選手会がMLB機構へ114試合制などを提案 年俸削減には応じず

日本時間6月1日、メジャーリーグ選手会はメジャーリーグ機構に対して114試合制のレギュラーシーズン開催(現地時間6月30日から10月31日まで)などを含むプランを提示した。シーズン開幕に向けて最大のハードルとなっているサラリー面については、減額には一切応じず、ポストシーズンが中止または短縮された場合にのみ最大1億ドルの後払いを認めることを盛り込むにとどまった。

選手会が提示したプランでは、レギュラーシーズンは6月末から10月末までの4ヶ月間で114試合制となる。また、ポストシーズンについては、選手会、メジャーリーグ機構、ファンのすべてにメリットがあるということで今年と来年の2年間に限り、出場チームを現行の10球団(各リーグ5球団)から14球団(各リーグ7球団)に増やすことが提案されている。

さらに、選手にはプレーするかどうかの選択権が与えられ、健康状態の面で「ハイリスク」と判断された選手または「ハイリスク」の人と一緒に暮らしている選手については、プレーしなかった場合でも給与とサービスタイムの両方が与えられる。それ以外の選手がプレーしなかった場合、サービスタイムは加算されるものの、給与は支払われない。

選手会は3月末の時点で合意した「試合数に比例した給与」を求めており、114試合制の提案には「出来るだけ多くの試合を開催して多くの給与を得る」という狙いがあると見られる。114試合制を成し遂げるためにダブルヘッダーの増加も受け入れる姿勢を示している。

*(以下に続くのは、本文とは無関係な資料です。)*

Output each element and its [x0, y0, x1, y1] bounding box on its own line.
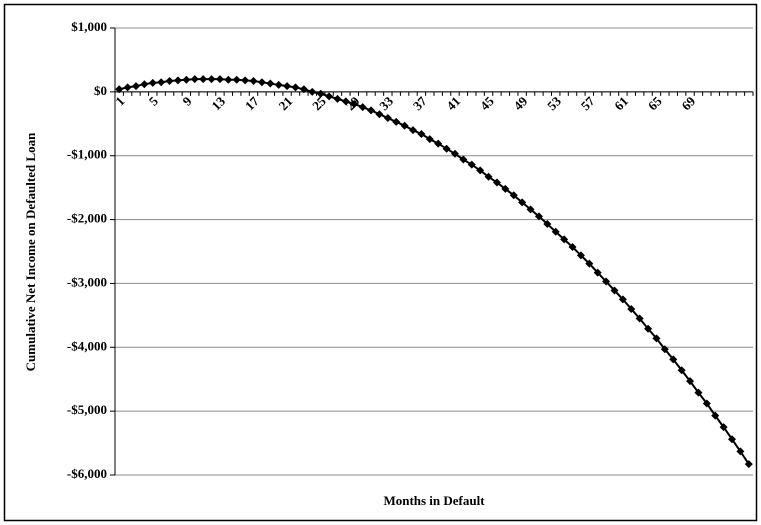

それ以外には、再開されるスプリング・トレーニングの期間中に総額1億ドルの給与を前払いすること、ポストシーズンが中止または短縮された場合のみ年俸1000万ドル以上の選手に対する給与の後払いを認めること、試合中のマイク使用や球場外での特別番組への協力などが含まれ、シーズン中の開催が困難と見られるホームラン・ダービーやオールスター・ゲームをオフシーズンに開催することにも協力的な姿勢を示している。

メジャーリーグ機構に歩み寄る姿勢を示した選手会だが、残念ながら最大の懸案事項であるサラリー面については何も解決していない。選手会はさらなる減額に一切応じない姿勢を貫いているが、オーナーのなかには「選手会がサラリーの減額に応じないのであれば、シーズンを中止した方がダメージは少ない」と考える者もいるという。メジャーリーグ機構が82試合制を提案している点については、新型コロナウイルスの第2波への備えのほか、シーズンが長引いてNBAやNFLと競合してしまうのを避けたいという狙いがあるようだ。

6月末ないし7月初旬に開幕するのであれば、再びスプリング・トレーニングを行うことを考えると、遅くとも今週中にはメジャーリーグ機構と選手会が合意に達する必要があるだろう。開幕を待つファンを置き去りにしてしまっている感は否めず、ファンのためにも、一刻も早く両者が歩み寄ることが求められる。